1955 AHSME Problems/Problem 50

Revision as of 20:26, 31 December 2023 by Anduran (talk | contribs) (Solution)

In order to pass $B$ going $40$ mph on a two-lane highway, $A$, going $50$ mph, must gain $30$ feet. Meantime, $C, 210$ feet from $A$, is headed toward him at $50$ mph. If $B$ and $C$ maintain their speeds, then, in order to pass safely, $A$ must increase his speed by:

$\textbf{(A)}\ \text{30 mph}\qquad\textbf{(B)}\ \text{10 mph}\qquad\textbf{(C)}\ \text{5 mph}\qquad\textbf{(D)}\ \text{15 mph}\qquad\textbf{(E)}\ \text{3 mph}$

Solution

Let $V_A, V_B, V_C$ be $A, B, C$'s velocity, respectively. We want to pass $B$ before we collide with $C$. Since $A$ and $B$ are going in the same direction and $V_A>V_B$, $A$ will pass $B$ in $\frac{30\mathrm{ft}}{V_A-V_B}$ time.

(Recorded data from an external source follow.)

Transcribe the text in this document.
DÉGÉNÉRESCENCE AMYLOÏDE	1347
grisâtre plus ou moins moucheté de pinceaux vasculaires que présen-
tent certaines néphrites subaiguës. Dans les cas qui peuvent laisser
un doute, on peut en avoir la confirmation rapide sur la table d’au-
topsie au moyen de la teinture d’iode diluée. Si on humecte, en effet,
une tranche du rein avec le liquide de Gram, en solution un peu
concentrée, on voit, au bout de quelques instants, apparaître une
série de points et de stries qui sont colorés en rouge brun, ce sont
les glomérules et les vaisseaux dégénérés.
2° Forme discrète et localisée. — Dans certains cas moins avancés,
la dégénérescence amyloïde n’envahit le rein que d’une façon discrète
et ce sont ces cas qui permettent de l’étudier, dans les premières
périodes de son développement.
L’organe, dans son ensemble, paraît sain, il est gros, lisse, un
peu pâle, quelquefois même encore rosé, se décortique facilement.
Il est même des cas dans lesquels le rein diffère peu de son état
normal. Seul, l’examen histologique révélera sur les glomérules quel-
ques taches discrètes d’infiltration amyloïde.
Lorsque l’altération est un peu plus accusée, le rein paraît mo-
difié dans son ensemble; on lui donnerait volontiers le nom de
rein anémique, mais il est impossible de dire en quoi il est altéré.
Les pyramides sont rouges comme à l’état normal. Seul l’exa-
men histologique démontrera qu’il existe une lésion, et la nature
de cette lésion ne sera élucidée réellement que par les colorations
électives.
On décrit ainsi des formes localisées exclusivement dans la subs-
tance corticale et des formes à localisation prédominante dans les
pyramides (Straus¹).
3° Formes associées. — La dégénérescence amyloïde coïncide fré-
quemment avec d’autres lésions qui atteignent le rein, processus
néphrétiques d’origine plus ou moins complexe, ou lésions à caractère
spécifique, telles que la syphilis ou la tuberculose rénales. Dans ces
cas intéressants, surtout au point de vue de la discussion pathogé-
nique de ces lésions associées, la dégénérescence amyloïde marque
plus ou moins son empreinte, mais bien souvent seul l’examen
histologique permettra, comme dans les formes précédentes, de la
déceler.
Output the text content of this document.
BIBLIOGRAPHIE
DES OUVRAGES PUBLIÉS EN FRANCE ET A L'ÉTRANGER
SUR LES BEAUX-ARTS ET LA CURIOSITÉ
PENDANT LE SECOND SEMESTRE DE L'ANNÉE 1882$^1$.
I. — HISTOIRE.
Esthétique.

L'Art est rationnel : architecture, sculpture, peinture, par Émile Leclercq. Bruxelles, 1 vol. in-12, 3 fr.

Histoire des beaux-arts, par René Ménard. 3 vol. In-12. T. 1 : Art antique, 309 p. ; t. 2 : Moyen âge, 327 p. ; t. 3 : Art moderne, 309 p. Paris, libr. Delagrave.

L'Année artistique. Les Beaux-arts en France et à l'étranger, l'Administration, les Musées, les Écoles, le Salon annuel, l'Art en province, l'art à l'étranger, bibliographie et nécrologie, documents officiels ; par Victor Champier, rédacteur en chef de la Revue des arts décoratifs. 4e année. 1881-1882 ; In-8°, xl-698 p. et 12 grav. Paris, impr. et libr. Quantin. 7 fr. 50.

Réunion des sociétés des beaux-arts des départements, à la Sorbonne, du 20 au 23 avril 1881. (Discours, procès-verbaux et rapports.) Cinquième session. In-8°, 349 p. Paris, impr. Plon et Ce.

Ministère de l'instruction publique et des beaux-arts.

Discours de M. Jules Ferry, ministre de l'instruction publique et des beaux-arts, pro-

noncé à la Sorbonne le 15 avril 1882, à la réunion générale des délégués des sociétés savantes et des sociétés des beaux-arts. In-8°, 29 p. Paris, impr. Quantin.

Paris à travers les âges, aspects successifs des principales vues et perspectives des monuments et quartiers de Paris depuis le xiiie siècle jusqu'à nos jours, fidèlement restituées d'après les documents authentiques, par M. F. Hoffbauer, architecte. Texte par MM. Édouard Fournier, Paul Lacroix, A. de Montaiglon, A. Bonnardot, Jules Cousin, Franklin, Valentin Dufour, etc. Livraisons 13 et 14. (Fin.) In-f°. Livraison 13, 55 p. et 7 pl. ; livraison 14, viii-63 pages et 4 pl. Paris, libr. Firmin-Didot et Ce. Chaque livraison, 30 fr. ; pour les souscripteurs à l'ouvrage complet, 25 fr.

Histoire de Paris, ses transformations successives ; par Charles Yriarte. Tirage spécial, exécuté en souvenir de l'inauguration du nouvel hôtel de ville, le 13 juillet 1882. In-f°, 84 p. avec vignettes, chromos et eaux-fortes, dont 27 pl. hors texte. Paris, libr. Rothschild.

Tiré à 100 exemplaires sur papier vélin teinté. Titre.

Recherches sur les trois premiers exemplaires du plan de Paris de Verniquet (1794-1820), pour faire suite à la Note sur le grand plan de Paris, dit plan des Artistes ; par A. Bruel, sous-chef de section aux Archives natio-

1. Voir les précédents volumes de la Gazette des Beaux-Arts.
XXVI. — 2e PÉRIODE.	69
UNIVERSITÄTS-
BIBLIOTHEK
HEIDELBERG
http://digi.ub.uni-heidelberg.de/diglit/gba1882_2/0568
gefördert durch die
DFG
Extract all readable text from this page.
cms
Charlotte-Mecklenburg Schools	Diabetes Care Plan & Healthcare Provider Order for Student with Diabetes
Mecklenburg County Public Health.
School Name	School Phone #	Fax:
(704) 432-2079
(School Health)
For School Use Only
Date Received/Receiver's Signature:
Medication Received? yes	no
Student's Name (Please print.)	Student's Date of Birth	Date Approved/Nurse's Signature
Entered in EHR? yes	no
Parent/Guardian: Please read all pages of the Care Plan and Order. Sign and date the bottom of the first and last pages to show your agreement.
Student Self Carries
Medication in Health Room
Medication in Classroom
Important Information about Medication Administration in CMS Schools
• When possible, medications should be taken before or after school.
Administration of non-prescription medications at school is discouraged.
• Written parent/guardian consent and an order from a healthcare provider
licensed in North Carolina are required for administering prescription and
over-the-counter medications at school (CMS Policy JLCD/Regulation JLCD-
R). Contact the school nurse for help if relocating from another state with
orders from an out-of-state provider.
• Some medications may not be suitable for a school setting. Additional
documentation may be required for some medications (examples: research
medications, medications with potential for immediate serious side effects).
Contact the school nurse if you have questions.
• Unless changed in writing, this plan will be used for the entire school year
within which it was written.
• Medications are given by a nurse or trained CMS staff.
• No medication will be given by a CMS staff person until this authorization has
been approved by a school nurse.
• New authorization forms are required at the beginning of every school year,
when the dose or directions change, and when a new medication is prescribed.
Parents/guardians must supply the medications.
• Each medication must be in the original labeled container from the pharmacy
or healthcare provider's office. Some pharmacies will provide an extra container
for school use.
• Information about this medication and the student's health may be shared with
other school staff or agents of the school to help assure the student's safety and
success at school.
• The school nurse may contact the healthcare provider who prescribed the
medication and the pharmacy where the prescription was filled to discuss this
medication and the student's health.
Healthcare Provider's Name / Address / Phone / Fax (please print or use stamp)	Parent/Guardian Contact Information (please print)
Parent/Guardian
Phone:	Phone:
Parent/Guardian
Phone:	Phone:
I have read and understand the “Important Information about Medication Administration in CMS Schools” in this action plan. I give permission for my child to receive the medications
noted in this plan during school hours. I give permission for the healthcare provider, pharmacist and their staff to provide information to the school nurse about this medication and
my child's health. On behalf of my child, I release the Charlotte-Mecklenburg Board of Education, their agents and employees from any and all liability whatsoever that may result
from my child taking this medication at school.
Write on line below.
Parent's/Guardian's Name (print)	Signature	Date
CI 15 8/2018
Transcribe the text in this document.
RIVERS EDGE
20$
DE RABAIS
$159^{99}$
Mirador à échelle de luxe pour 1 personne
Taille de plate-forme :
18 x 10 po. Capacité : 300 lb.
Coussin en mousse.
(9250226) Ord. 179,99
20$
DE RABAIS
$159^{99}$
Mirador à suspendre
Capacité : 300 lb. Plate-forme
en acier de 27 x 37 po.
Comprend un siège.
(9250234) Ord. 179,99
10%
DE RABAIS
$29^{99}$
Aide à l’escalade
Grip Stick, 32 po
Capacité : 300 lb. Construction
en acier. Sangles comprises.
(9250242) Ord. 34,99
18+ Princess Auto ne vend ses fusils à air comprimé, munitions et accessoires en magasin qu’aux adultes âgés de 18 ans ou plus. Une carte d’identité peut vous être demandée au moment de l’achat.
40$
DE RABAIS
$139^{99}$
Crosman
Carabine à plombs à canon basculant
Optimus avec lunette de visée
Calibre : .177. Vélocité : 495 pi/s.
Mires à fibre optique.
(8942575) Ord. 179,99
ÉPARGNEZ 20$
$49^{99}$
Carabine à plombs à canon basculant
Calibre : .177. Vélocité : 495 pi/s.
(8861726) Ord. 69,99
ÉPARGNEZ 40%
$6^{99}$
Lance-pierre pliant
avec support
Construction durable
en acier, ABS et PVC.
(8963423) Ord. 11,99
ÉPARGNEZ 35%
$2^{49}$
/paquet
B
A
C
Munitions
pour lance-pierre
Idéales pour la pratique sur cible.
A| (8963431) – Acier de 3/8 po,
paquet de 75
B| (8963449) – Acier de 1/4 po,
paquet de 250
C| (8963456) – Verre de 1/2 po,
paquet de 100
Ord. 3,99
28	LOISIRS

Since $A$ and $C$ are going in opposite directions, their velocity is given by $V_A+V_C$, so the amount of time before $A$ will collide with $C$ is given by $\frac{210\mathrm{ft}}{V_A+V_C}$. We want to pass $B$ before we collide with $C$, so $V_A$ must satisfy the inequality $\frac{30\mathrm{ft}}{V_A-V_B}<\frac{210\mathrm{ft}}{V_A+V_C}$. We can eliminate all the units, simplifying the inequality to $\frac{1}{V_A-V_B} < \frac{7}{V_A+V_C}$. Solving this and substituting our known values of $V_B$ and $V_C$ yields $330<6V_A$, so $A$ must increase his speed by $\boxed{\textbf{(C) \ } 5 }$ miles per hour.

~anduran